Un occhio al grafico

Grazie alla segnalazione di Domenico Mancini abbiamo dato un’occhiata a questa pagina, che raccoglie statistiche (perlopiù ISTAT) riguardanti il nostro comune. La lettura è abbastanza immediata, e vi proponiamo qui una sorta di resoconto “dati alla mano”.

Partiamo subito con il calo evidente della popolazione: da quasi 9.000 del 1951 a 3.200 del 2007. Un dato che potrebbe peggiorare se prendessimo in considerazione quanti ad oggi continuano ad avere la residenza ad Acquasanta ma non ci vivono (studenti, giovani lavoratori fuori sede…). Sicuramente la voglia di vivere in città è uno dei “mali” dei nostri tempi, d’altro canto la mancanza di risorse occupazionali può essere vista come un’ulteriore spinta a  cercare fortuna fuori dal nostro territorio. Un altro aspetto demografico che va analizzato è quello del rapporto nascite/morti, anche qui siamo in passivo, e di molto: ogni anno (periodo 2002-2007) le morti superano le nascite di venti/trenta unità. Anche questo influisce sulla diminuzione delle residenze ovviamente…se non si fanno figli…

Capitolo coppie. La prima statistica curiosa è quella delle vedove 299 contro i vedovi 49…a quanto pare i mariti durano di meno (toccate ferro)!Il secondo raffronto eloquente è quello riguardante i divorzi: ai 1700 coniugati circa si contrappongono solo 26 divorziati (al 2008), questo ci fa capire come da noi la religione detti ancora legge sugli affari di coppia.

Gli stranieri a “casa nostra” sono ancora pochi e la percentuale non è da propaganda Lega, il 3% circa dei residenti al 2007 . Questo perchè la nostra zona non è strategicamente valida per loro e sono poche le realtà lavorative che possono sfruttarli e sottopagarli (vedi rosarno), per fortuna. Rimangono comunque presenti come badanti, pastori e forse posso azzardare a dire che sono bene integrati nel tessuto sociale.
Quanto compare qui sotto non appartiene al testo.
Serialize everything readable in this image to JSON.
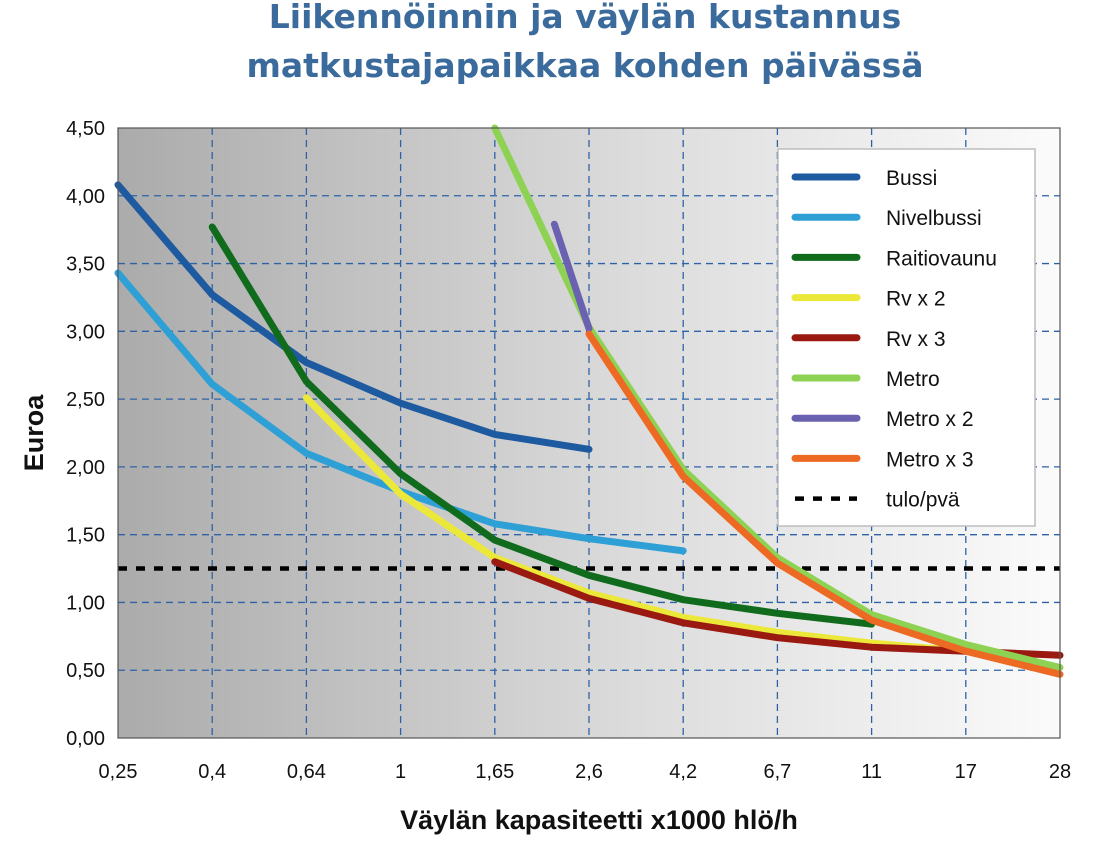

Da parte nostra c’è ancora molto lavoro da fare, i vucumprà vengono ancora derisi ma questa è questione di ignoranza e nient’altro.

I grafici riguardanti l’occupazione prendono in esame gli anni pre-crisi, quindi amio avviso ormai possono tranquillamente finire nel cesso. Adesso le carte sono scombinate e i valori sono ben diversi, sicuramente però sono utili a sottolineare la leadership della pietra che nel nostro comune offre occupazione e produce qualità. Se non ci fosse neanche il travertino probabilmente a questo punto saremmo messi veramente male. Per gli altri settori invece si confermano i dati nazionali e le tendenze generali, cresce il terziario ma diminuisce vertiginosamente l’alberghiero (vedi terme). Siamo una popolazione da 10.000 euro annui, la stragrande maggioranza delle persone dichiara questo, ma anche qui oggi l’effetto crisi potrebbe aver falsato e non di poco il valore.

In conclusione possiamo dire che il nostro comune, demograficamente  parlando, vive un’agonia profonda che sicuramente condivide con altri comuni geograficamente simili, ma non giustificata visto le risorse per riscattarsi ci sono (parole nuove vero?).  Anche gli altri valori potrebbero essere letti in questa chiave: il calo del settore alberghiero, l’aumento dei laureati (che poi devono andare a vivere fuori per lavorare)…ma sarebbe demagogia in questo caso. Vi lasciamo analizzare i numeri, tra curiosità e conferme.